Intermezzo - Künstlerinnen und Künstler im Gespräch

Ludovic Tézier: Der Spaß am Bösewicht-Spielen

Der in Marseille geborene Sänger Ludovic Tézier gilt als einer der weltbesten Baritone der Gegenwart. Aktuell singt er Zurga in Bizets "Perlenfischern" an der Wiener Staatsoper. Im Gespräch mit Judith Hoffmann erzählt er vom großen Vergnügen, den Bösewicht zu spielen.

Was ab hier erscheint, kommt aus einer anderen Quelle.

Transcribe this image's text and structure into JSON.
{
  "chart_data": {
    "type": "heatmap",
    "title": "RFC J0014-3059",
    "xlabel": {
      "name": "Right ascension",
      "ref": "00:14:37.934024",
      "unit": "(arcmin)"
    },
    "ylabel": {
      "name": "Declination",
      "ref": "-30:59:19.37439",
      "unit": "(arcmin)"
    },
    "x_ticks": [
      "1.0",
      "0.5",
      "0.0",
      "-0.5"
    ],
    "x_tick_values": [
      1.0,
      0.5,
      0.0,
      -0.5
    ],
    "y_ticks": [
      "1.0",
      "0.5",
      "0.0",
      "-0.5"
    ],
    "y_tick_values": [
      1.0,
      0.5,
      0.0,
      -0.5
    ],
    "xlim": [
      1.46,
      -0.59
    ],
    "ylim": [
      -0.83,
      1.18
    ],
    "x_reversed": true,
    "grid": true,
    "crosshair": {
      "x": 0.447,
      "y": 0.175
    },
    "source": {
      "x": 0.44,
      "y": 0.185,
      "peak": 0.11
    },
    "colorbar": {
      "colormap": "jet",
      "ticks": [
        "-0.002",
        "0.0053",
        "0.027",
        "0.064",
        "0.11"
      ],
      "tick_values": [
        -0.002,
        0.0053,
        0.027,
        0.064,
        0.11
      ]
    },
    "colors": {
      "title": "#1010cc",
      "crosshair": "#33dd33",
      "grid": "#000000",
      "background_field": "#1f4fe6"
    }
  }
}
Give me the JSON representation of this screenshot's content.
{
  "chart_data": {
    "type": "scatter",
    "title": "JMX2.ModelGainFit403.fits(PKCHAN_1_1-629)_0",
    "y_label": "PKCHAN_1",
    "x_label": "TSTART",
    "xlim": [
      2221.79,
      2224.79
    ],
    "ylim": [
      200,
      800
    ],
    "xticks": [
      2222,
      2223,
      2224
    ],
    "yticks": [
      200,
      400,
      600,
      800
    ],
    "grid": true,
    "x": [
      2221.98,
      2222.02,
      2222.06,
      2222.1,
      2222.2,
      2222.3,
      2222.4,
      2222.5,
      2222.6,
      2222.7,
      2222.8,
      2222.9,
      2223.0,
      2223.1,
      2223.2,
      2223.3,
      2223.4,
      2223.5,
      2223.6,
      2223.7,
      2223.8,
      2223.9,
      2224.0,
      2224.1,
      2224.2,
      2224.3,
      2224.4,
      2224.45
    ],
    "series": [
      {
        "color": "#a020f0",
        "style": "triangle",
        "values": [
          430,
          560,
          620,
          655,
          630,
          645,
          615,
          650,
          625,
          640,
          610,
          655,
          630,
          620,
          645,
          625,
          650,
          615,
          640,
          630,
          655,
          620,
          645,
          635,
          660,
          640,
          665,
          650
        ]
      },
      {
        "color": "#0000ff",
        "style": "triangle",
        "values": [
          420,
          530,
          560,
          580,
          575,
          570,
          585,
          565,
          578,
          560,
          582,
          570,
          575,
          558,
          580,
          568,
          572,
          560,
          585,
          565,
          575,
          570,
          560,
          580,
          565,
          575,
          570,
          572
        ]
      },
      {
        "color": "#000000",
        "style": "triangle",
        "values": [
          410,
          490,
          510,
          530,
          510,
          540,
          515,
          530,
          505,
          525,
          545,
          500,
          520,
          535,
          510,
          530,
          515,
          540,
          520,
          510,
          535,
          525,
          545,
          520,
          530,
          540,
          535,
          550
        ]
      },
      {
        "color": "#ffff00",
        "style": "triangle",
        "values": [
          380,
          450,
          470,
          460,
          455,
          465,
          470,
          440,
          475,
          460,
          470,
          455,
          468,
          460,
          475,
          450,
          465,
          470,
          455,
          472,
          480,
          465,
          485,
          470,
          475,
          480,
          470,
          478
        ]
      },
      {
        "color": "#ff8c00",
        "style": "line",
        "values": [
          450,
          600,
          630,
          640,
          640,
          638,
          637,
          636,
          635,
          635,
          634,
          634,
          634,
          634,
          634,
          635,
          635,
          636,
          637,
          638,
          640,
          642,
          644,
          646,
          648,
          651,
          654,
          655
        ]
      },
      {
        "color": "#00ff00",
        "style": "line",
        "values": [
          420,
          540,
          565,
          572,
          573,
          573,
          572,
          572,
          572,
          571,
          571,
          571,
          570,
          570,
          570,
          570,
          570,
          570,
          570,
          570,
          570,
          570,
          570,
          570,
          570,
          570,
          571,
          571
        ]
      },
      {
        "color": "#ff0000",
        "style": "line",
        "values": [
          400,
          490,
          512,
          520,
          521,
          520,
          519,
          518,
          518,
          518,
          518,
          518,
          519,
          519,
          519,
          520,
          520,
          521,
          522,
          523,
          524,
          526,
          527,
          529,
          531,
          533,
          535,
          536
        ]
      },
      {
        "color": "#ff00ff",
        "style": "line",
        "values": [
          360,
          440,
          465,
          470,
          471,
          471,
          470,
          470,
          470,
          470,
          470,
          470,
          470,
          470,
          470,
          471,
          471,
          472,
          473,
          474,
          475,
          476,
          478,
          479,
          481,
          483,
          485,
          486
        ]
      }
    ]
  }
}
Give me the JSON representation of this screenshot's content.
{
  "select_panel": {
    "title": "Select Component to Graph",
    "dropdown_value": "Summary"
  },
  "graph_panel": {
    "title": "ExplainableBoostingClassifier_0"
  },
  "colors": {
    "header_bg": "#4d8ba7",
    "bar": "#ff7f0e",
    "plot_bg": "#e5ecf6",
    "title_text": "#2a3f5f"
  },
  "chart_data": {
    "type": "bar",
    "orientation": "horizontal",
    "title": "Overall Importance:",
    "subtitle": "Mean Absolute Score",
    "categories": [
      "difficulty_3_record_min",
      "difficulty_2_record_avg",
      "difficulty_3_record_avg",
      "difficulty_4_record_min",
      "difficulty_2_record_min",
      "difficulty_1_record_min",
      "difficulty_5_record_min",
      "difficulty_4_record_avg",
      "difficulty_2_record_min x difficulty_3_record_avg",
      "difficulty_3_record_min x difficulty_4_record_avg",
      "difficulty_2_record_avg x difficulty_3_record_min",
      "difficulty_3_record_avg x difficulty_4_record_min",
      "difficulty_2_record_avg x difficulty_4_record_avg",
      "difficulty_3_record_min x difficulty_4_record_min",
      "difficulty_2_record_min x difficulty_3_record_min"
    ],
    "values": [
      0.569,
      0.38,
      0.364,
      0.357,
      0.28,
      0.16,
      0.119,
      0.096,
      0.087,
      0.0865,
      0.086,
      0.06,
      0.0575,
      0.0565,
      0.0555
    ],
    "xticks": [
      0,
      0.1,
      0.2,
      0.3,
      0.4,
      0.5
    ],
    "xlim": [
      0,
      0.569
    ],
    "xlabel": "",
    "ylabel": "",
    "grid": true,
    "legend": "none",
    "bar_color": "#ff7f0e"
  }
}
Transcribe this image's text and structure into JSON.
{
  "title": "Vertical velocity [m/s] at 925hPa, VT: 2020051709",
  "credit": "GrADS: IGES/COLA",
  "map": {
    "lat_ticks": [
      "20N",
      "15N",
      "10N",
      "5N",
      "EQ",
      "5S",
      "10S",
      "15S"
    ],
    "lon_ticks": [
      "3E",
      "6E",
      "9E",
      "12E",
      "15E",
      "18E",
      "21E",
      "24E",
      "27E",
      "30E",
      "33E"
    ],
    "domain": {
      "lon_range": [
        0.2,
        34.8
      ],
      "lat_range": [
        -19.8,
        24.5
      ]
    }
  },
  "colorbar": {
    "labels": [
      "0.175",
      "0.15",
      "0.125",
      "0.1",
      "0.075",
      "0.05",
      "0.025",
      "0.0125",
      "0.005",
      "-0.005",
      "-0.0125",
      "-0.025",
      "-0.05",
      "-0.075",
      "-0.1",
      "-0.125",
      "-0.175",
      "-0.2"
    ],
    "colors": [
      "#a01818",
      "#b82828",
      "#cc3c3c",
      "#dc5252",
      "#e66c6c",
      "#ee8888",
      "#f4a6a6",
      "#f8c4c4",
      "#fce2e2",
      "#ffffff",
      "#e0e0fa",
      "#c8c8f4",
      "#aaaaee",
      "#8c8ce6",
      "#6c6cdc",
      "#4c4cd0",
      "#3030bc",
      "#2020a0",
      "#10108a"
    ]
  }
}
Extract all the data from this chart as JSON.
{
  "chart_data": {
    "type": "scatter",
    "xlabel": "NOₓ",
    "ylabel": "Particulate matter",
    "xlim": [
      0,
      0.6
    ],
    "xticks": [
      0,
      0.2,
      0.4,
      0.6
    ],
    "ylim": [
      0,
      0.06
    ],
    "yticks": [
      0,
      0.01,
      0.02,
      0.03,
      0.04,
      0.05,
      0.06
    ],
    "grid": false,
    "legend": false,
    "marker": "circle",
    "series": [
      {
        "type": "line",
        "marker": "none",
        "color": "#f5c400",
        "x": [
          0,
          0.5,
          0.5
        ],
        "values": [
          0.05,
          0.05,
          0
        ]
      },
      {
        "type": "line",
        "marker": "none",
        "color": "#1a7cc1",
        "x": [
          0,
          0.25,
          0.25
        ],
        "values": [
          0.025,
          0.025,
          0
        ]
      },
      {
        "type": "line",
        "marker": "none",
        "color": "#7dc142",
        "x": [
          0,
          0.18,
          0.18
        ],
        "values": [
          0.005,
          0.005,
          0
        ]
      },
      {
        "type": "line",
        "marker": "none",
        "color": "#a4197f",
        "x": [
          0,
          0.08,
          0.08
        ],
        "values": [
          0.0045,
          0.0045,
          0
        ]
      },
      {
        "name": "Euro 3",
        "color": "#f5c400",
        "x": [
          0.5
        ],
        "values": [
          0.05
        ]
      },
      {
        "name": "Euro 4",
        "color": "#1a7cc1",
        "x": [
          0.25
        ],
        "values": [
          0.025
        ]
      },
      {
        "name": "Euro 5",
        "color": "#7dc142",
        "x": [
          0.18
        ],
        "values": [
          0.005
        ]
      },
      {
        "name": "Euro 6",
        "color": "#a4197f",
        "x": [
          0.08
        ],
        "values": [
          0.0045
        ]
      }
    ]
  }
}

Ludovic Tézier war 23 Jahre alt, als man ihm erstmals die Rolle des Scarpia in Verdis "Tosca" anbot. Der junge Bariton lehnte entschieden ab - und musste auf diesen Schock hinauf gleich ein Bier trinken gehen. Heute sei er seinem jüngeren Ich dankbar, dass es so klug und zurückhaltend agiert und seiner Stimme die nötige Entwicklung ermöglicht hat, die schlussendlich zu einer fulminanten Weltkarriere führte. Tézier gilt als bester Verdi-Bariton der Gegenwart und wird in allen großen Häusern bejubelt, derzeit auch als Zurga in Bizets "Die Perlenfischer" an der Wiener Staatsoper. Im "Intermezzo" bei Judith Hoffmann erzählt er, wie viel Vergnügen in der Gestaltung abgründiger Charaktere steckt, wie ihm seine Frau anhand von Bergman-Filmen Schauspielunterricht gab und warum er froh ist, doch kein Startenor mit Society-Verpflichtungen geworden zu sein.